Free the Monsters! campaign

Justin Nichol is a contributing artist to Flare. He is the artist behind all of the NPC portraits, the texture work on the Wyverns, and the skin textures on the upcoming Wandercall base human models. Justin brings tremendous skill and creativity to the team, and that makes it even possible to dream big about the future of Flare.

That’s why I’m so excited about his new indiegogo campaign titled Free The Monsters. The goal is to create a professional quality set of monster concepts and models and release them to the free culture community (CC-BY-SA license, the same that my games use).

It helps Wandercall

What you see in the Flare alpha demo is mostly me barely able to operate Blender. I’ve come a long way since then, but reworking all new assets at a higher quality takes a ton of time and effort. Wandercall represents a grand project to make an Action RPG and set of assets that is fun, beautiful, and completely free/libre. But I can’t do all of that on my own.

I absolutely love all of the monster concepts shown so far in the Free The Monsters campaign. They will each be perfect for the style and tone for Wandercall. Having concepts or entire models already done will help me get new monsters out the pipeline faster, and more content tools in the hands of creators.

It helps Open Game Art

Two common complaints about Open Game Art: it’s hard to find professional quality work, and it’s hard to find a large set of consistent styles to use in one game.

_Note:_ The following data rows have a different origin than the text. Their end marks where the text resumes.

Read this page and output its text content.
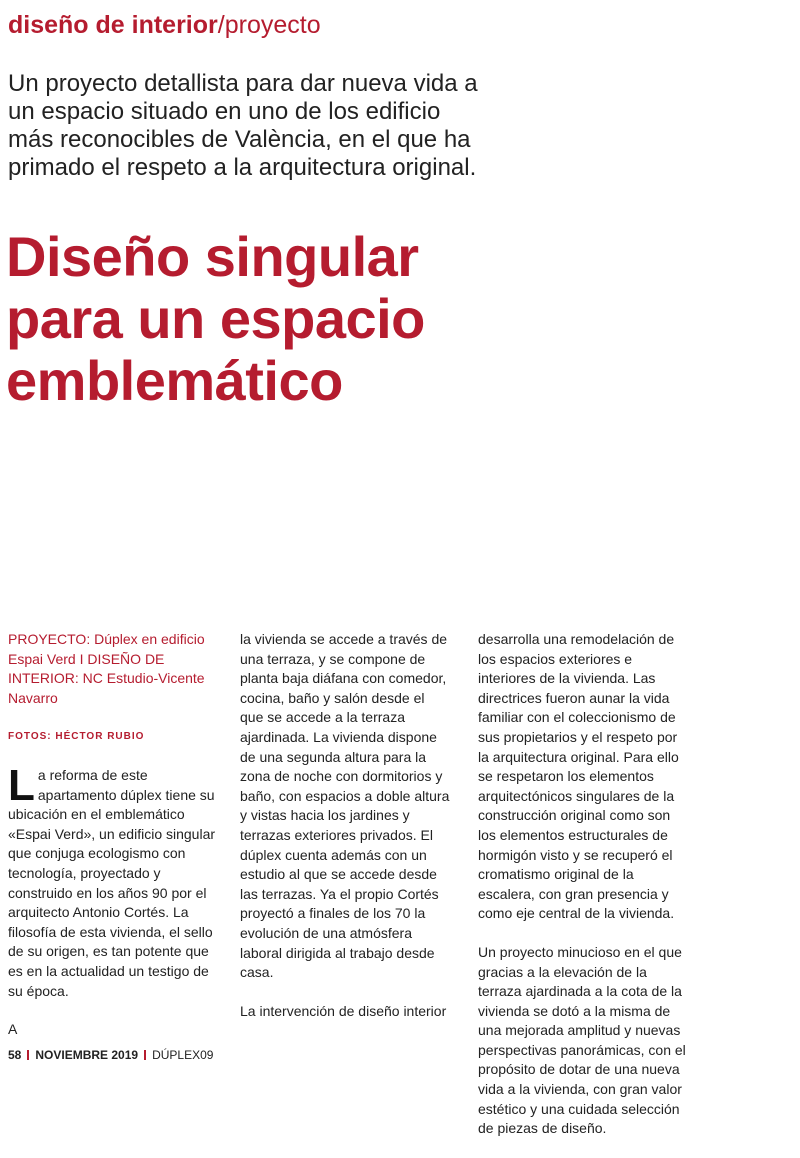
diseño de interior/proyecto
Un proyecto detallista para dar nueva vida a un espacio situado en uno de los edificio más reconocibles de València, en el que ha primado el respeto a la arquitectura original.
Diseño singular
para un espacio
emblemático

PROYECTO: Dúplex en edificio Espai Verd I DISEÑO DE INTERIOR: NC Estudio-Vicente Navarro

FOTOS: HÉCTOR RUBIO

La reforma de este apartamento dúplex tiene su ubicación en el emblemático «Espai Verd», un edificio singular que conjuga ecologismo con tecnología, proyectado y construido en los años 90 por el arquitecto Antonio Cortés. La filosofía de esta vivienda, el sello de su origen, es tan potente que es en la actualidad un testigo de su época.

A

la vivienda se accede a través de una terraza, y se compone de planta baja diáfana con comedor, cocina, baño y salón desde el que se accede a la terraza ajardinada. La vivienda dispone de una segunda altura para la zona de noche con dormitorios y baño, con espacios a doble altura y vistas hacia los jardines y terrazas exteriores privados. El dúplex cuenta además con un estudio al que se accede desde las terrazas. Ya el propio Cortés proyectó a finales de los 70 la evolución de una atmósfera laboral dirigida al trabajo desde casa.

La intervención de diseño interior

desarrolla una remodelación de los espacios exteriores e interiores de la vivienda. Las directrices fueron aunar la vida familiar con el coleccionismo de sus propietarios y el respeto por la arquitectura original. Para ello se respetaron los elementos arquitectónicos singulares de la construcción original como son los elementos estructurales de hormigón visto y se recuperó el cromatismo original de la escalera, con gran presencia y como eje central de la vivienda.

Un proyecto minucioso en el que gracias a la elevación de la terraza ajardinada a la cota de la vivienda se dotó a la misma de una mejorada amplitud y nuevas perspectivas panorámicas, con el propósito de dotar de una nueva vida a la vivienda, con gran valor estético y una cuidada selección de piezas de diseño.

58 NOVIEMBRE 2019 DÚPLEX09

This is the kind of project that bring OGA closer to that dream. Having this set of high quality fantasy monsters will spawn a new quality of FLOSS games. Also, it will set a style guide that others can use to contribute to this collection. In the future I want to see dozens of monsters featured here, covering the needs of fantasy games with a strong artistic style.

The style is strong but inclusive

Goblin concept and 3D render

Have a look at Justin’s goblin concept. He’s pushing style and shapes that give the goblin a definite feel and tone. But he manages to do this without forcing a specific style on the entire game. This goblin would look great and be visually interesting in most fantasy games (barring those with a completely unconventional style of their own).

And style is important. It’s critical for this goblin to read as “goblin” but still have its own style that isn’t directly Tolkein or Warcraft. A strong style prevents the model from just looking like “short green man”. Here the strong shape and silhouette give the monster an identity. So later when we make room for other humanoids they will each be visually distinct.

Why you should contribute

If all these monsters get posted CC-BY-SA, why should you personally donate money? I’m preaching to the FLOSS choir here so bear with me.

First, if you love Flare and are looking forward to Wandercall, this is the best place to put your money right now. These creatures will be an absolutely huge help to Wandercall and will get that project moving far sooner than anyone expects. Whatever monsters come from the campaign, I will use to create 2D isometric sprite sheets ready to plug into the Flare engine.

Second, if you love Free Culture and want to see greater works come from it. Open Game Art just does not have a professional quality set of 3D monsters yet. This will fill a huge gap in their library. This campaign has the potential to help dozens of projects in the short term, and countless ones in the future.

Third, you’re an art patron. What Justin and company are doing here isn’t just creating strong art and design on their own. They are enabling a new group of young creators to chase their dreams. These assets greatly lower the bar for what game projects are possible without a budget. I want to see the kind of games and art people create when the tools and assets are ready to go.

Games are a largely untapped medium because the barrier to entry is so high (between programming, 3D modeling, etc). If you love the medium and want it to thrive creatively, consider helping us free these monsters.